Experience with gambling in late childhood and early adolescence: Implications for substance experimentation behavior


OBJECTIVE: Previous research among late adolescents suggests an additive association between levels of engagement in gambling and vulnerability to substance use disorder. The aim of our research was to investigate the frequency of gambling experience in childhood and early adolescence and to examine the association between alcohol/cigarette/energy drink consumption and gambling in this young population. METHODS: A survey called "Pinocchio" was conducted during the 2013 to 2014 school year at primary and secondary schools in Padua (north-eastern Italy) on a sample of 1325 students in sixth to eighth grade (11-13 year olds). Multilevel analysis, taking the school-level variance into account, established an adjusted association between gambling and attitude to risk-taking among early adolescents. RESULTS: Among eighth graders, 45.8% of the boys and 35.4% of the girls reported at least 1 type of gambling.

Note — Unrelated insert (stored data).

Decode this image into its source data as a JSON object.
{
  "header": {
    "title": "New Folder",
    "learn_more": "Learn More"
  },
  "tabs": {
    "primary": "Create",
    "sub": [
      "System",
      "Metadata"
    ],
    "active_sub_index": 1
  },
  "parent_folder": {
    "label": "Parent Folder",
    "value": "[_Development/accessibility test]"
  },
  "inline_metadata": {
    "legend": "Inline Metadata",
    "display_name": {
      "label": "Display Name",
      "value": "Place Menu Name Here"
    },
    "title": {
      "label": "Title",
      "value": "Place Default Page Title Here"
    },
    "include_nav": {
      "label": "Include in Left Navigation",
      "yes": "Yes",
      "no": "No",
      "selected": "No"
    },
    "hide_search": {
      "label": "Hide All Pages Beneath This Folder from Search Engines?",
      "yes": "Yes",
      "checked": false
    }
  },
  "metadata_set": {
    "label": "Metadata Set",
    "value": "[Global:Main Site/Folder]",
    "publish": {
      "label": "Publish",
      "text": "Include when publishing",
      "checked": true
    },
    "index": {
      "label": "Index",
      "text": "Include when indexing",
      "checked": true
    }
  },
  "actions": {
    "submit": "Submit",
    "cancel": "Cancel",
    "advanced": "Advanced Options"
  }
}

In a fully-adjusted model, having experience of gambling confers a higher likelihood of being consumers (at least once a month) of other substances (alcohol, cigarettes, energy drinks, or marijuana). CONCLUSION: Gambling behavior is widespread among adolescents. An association with other risk-taking behavior was found in this study, and this provides further evidence of the need for a greater awareness of gambling behavior in early adolescence.